This week I was talking to some US private equity guys about opportunities for them to lend to the UK retail market; looking, in particular, at struggling UK heritage brands and the recent CVA phenomenon. We discussed how brands that are struggling in Europe might tap into a stronger US consumer economy, which is seeing consumers with more money in their pockets after last year’s personal tax reforms. One of the brands that was picked up in our research was #KarenMillen and I expected to see its numbers reflect some of the UK retail carnage that was 2018, but that surprisingly wasn’t the case. But before I get to discussing that, the PE guys were asking about the rise of the CVA in the UK, particularly in the retail and hospitality & leisure markets, and whether they could lend in those situations. That got me thinking about CVAs when a turnaround plan was in place and the business was focused on a number of strategies, including for example (1) improving customer engagement though digital interaction, new channels and loyalty programmes and, (2) expanding the brand into new categories with third-party financial and operational support, through brand licensing deals. The PEs confirmed they were interested in lending provided they could take security over the brands and related IP assets, particularly if some of the funding was being spent on increasing the brand asset (secured) value by pursuing these strategies.
Anyway, back to the KM brand. I read that its turnaround plan seems to be working and when I read on, I was intrigued. It seems a big part of its turnaround success is linked to working with specialist third parties focused on licence deals around the KM brand and related IP assets. That strategy involved taking the Karen Millen brand to market in new categories through licensing partners e.g. it was reported that #PentlandGroup signed a licence for footwear and #GlobalBrandsGroup signed a licence for handbags and #HeidiKlein signed a global licence for swimwear. This is a strategy often used by smaller fashion brands making the move to become more of broader lifestyle brand once they build a strong customer following. In the past successful global licensing strategies were reserved for large global brands with big financial backers, but now mid-market brands are successfully tapping into these strategies.

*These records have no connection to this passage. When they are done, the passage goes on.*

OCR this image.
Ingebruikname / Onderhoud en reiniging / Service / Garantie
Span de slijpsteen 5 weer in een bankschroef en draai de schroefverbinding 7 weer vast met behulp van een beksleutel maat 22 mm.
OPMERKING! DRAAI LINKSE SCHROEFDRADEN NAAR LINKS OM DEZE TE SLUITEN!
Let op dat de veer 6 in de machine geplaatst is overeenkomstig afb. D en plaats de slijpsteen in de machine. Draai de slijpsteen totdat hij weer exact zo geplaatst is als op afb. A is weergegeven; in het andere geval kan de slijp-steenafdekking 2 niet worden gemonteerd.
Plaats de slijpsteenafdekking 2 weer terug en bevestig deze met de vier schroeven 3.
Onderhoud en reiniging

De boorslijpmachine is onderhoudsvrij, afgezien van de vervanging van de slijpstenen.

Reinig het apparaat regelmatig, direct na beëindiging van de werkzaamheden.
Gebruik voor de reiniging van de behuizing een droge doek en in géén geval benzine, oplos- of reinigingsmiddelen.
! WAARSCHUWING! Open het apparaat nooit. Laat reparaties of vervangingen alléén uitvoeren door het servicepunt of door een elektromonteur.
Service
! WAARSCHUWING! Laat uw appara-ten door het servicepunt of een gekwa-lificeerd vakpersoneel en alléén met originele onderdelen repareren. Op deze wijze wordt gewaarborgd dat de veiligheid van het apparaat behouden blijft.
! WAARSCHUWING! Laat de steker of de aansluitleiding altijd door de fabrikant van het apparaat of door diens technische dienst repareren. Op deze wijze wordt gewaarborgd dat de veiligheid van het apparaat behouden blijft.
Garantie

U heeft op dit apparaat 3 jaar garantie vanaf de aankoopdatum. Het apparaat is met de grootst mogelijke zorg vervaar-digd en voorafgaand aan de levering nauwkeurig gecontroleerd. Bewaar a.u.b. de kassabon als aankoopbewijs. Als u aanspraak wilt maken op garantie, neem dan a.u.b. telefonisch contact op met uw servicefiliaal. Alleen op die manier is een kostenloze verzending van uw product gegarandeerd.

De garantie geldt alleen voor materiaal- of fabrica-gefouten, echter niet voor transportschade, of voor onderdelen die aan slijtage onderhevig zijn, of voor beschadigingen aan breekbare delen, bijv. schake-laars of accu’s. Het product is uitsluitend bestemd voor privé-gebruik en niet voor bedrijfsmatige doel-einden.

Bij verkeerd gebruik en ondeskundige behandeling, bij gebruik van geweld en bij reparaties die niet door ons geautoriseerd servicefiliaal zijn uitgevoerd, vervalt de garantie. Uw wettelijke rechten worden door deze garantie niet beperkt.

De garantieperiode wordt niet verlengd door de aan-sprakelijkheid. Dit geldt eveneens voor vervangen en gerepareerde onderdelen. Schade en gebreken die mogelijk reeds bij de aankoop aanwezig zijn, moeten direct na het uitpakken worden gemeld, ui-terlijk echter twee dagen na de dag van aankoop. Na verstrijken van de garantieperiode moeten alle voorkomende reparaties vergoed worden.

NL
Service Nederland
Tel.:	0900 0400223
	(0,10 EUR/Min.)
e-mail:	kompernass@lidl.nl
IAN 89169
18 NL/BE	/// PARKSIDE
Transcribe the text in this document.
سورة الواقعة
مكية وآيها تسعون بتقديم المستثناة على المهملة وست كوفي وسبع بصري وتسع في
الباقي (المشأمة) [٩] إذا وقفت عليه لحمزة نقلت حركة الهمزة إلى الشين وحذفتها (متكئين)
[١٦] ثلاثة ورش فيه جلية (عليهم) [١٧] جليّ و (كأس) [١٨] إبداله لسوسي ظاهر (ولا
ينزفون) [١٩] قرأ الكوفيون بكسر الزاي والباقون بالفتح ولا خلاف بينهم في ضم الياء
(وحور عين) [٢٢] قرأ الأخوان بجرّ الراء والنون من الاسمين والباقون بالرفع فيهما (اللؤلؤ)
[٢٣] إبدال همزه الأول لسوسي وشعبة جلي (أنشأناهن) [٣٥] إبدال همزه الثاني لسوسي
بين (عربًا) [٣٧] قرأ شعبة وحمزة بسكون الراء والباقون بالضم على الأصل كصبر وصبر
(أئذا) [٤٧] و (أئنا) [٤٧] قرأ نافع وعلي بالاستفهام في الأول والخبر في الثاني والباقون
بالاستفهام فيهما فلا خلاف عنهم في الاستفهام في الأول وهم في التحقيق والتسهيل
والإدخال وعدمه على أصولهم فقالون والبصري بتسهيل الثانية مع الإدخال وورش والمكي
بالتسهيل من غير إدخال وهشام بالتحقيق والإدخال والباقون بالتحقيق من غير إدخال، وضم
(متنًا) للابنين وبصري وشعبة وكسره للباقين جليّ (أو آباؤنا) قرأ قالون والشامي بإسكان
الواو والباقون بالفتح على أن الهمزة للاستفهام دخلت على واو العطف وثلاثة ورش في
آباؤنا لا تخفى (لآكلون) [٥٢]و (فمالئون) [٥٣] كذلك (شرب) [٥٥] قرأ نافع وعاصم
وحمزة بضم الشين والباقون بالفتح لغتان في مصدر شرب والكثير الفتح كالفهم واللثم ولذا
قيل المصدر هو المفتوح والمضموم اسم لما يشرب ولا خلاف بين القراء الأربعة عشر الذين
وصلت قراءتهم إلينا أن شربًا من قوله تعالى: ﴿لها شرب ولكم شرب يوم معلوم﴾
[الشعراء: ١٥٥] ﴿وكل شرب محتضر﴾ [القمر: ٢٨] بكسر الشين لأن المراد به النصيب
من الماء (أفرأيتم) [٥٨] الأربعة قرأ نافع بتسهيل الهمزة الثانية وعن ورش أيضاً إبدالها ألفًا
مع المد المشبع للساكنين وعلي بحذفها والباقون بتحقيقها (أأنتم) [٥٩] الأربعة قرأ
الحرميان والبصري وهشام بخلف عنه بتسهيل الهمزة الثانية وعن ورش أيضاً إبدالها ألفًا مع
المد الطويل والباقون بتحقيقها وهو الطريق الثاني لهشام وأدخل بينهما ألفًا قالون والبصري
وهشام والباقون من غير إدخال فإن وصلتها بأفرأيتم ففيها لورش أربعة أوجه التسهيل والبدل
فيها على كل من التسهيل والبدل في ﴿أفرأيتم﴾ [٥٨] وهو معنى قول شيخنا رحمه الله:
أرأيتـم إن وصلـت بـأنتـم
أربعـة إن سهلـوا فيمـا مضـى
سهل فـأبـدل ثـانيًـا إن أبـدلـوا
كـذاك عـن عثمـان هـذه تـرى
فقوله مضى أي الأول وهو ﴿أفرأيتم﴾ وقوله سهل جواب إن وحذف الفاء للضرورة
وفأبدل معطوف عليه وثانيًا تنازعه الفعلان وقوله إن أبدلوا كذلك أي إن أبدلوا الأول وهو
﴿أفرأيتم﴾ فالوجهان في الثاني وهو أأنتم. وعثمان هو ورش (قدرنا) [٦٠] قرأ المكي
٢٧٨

One headline in our research was that the KM brand was “gearing up for growth in the global shoe market”. I believe that by using a partner like #PentlandGroup the KM business could be sheltered from the funding or commercial risk of developing the KM brand into a global footwear market on their own. Often in these licence deals the brand collects an upfront fee and ongoing royalties, especially where they have a brand valuation with comparable royalties as leverage in those discussions. Licence deals also offer key valuation points that can boost the overall business valuation and royalty-backed IP / brand valuations can be used to good effect in discussions with lenders and ultimately buyers of the business in any scenario. One of the key valuation points for us in the sale of the #BENCH urban youth brand last year, was the recurring revenues from existing licensing partners.
Interestingly, we discussed similar IP focused retail strategies during IP training sessions we delivered to UK restructuring firms in 2018; sharing ideas on brand-led and other IP-related business strategies for retailers and leisure brands, to inject some life into a turnaround plan. These can also help attract fresh capital and operational support and specialist “category” retail knowledge from carefully selected partners to launch in categories such as shoes, lingerie, sunglasses, perfume, handbag, etc, etc. Heck it seems to be working for Karen Millen and I for one will be following its progress with interest.
Finally, since we started with companies tapping into US and global consumer demand, I kid you not, I had a dream that I got a call from the US president last night – this is the truth – he wanted to discuss the roll-out of the IP100 across the USA as a new benchmark of IP protection and IP management and he wanted this done in conjunction with the Chinese, as part of their new IP Accord (agreement) to overcome their long standing dispute around trade secret and IP theft. He said it was to give us “common goals around protecting IP for mutual and combined economic gain and to help stimulate growth in small and medium sized enterprises (SMEs)” how bizarre is that? and yet perhaps not such a bad idea. Although I hope there is a better looking blonde in my dreams tonight!
So until my next Metis Letter from America I hope you have a great weekend!